Wie groß der Anteil des strategischen Einkaufs auch sein mag, Mitarbeiter im Einkauf brauchen dafür eine Kombination von Eigenschaften, Fähigkeiten und Soft Skills, die es so an keiner anderen Position im Unternehmen gibt. Das ideale Anforderungsprofil eines Beschaffers wird also zu einem Großteil aus folgende Fähigkeiten bestehen.
1. Kommunikationsstärke
Gute Einkäufer verhandeln genauso ausgefuchst und professionell wie die Vertriebsspezialisten, denen sie gegenübersitzen. Die Kunst ihrer Verhandlungsführung beschränkt sich dabei nicht darauf, mit aller Gewalt den Preis des Zulieferers zu drücken. Vielmehr vermitteln sie ihrem Gegenüber das Gefühl, ein wertvoller Partner in der Lieferkette zu sein, dessen Beitrag zur eigenen Wertschöpfung sie schätzen. Ohne dabei den Blick auf die Kosten zu verlieren!

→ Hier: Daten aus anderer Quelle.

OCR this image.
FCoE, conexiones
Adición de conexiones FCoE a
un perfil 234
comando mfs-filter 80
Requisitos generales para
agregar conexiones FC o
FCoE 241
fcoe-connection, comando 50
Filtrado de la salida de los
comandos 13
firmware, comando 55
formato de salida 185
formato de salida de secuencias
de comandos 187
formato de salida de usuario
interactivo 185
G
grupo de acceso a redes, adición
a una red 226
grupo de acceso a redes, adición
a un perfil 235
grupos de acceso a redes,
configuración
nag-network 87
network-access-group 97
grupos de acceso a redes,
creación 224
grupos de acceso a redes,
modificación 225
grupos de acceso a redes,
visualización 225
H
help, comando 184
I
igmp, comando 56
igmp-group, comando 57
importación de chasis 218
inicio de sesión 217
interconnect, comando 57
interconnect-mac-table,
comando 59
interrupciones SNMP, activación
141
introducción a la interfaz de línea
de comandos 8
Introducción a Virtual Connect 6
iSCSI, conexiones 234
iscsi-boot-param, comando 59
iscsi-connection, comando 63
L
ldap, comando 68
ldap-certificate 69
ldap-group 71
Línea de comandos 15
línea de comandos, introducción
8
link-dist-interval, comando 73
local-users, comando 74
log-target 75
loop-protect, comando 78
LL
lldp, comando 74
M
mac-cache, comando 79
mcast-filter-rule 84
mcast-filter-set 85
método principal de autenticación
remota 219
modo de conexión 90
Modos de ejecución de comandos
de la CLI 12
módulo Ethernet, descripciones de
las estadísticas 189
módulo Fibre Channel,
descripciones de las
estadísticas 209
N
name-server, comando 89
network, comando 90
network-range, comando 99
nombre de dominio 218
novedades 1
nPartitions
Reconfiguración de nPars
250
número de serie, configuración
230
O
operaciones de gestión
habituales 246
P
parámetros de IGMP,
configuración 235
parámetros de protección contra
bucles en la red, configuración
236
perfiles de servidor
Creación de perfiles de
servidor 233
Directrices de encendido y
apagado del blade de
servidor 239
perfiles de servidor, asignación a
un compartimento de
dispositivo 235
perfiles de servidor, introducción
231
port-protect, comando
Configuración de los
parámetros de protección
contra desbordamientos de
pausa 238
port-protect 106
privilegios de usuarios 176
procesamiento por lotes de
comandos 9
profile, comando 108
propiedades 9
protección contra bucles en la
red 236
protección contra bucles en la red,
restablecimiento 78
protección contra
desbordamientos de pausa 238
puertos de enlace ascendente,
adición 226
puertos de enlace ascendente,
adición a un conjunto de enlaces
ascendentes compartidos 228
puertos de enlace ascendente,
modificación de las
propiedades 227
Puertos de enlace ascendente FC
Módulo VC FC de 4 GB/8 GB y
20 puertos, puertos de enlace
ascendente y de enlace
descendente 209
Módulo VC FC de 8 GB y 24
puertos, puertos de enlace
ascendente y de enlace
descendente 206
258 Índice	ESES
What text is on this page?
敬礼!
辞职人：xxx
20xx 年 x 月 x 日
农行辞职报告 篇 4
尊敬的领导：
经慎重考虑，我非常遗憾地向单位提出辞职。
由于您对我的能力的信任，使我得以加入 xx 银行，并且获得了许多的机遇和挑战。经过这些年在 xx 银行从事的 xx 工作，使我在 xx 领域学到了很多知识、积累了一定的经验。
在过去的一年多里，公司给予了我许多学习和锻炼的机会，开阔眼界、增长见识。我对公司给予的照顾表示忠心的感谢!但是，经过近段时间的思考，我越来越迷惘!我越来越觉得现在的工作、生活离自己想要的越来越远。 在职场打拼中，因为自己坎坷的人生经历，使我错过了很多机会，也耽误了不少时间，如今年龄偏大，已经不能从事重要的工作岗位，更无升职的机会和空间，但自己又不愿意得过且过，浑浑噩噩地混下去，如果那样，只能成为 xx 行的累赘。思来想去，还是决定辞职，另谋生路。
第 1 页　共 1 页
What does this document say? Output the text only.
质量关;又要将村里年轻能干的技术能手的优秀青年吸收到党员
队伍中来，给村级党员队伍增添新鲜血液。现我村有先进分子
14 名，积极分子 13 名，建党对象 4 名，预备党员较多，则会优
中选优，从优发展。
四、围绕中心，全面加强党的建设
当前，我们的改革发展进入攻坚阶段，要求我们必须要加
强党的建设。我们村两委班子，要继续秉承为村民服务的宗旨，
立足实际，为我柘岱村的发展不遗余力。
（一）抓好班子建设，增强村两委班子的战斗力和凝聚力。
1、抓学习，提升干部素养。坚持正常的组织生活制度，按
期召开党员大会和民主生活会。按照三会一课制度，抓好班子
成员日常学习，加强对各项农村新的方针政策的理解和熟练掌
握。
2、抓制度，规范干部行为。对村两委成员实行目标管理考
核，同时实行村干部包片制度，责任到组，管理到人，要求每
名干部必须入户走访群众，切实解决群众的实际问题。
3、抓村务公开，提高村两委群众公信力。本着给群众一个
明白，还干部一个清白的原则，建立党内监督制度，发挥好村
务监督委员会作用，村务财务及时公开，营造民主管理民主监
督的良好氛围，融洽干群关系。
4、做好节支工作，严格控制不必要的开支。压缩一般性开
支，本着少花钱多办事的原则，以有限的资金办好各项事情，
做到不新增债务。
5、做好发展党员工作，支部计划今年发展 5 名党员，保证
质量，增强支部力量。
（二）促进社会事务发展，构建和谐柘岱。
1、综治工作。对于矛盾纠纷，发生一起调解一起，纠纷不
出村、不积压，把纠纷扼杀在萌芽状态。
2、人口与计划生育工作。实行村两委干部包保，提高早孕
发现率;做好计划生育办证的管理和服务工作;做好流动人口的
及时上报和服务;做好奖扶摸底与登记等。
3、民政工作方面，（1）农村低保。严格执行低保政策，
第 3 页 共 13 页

Um diesen Spagat zu meistern, müssen Einkäufer über ein hohes Maß an Selbstbewusstsein und Durchsetzungsstärke verfügen. Denn ihre Vorstellungen setzen sie in Verhandlungen durch, indem sie selbst harte Forderungen klar und nachvollziehbar begründen und ihre Aussagen belegen können.
Gute Beschaffungsmanager verhandeln selbstsicher und ergebnisoffen und vermitteln Lieferanten ihren Bedarf nicht als Forderung, sondern als Angebot, das der Partner annehmen kann, oder nicht. Dabei drücken die Mitarbeiter ihre Vorstellungen nicht mit Macht durch. Vielmehr zählt Empathie: Sie haben sie ein feines Gespür dafür, wie viel Druck sie machen können und wann sie bei ihrem Gegenüber eine Schmerzgrenze überschreiten.
Selbstverständlich verstehen sich verhandlungssichere Einkäufer auch darauf, mit vermeintlichen Kleinigkeiten wie gezielt eingesetzter Mimik, der Gestaltung der Sitzordnung, oder dem klug getimten Wechsel in die Muttersprache eines ausländischen Gesprächspartners den Verhandlungsverlauf in ihrem Sinne zu beeinflussen. Gute Englischkenntnisse sind also ein Muss.
Ihre Kommunikationsfähigkeit hilft Einkäufern nicht zuletzt auch bei der Zusammenarbeit mit anderen Abteilungen in ihrem eigenen Unternehmen.
2. Menschenkenntnis
Als Schnittstelle zwischen anderen Unternehmensbereichen und Lieferanten benötigen Einkäufer ausgeprägte soziale Kompetenzen. Sie müssen Menschen das Gefühl vermitteln, gesehen und mit ihren Interessen und Bedürfnissen ernstgenommen zu werden.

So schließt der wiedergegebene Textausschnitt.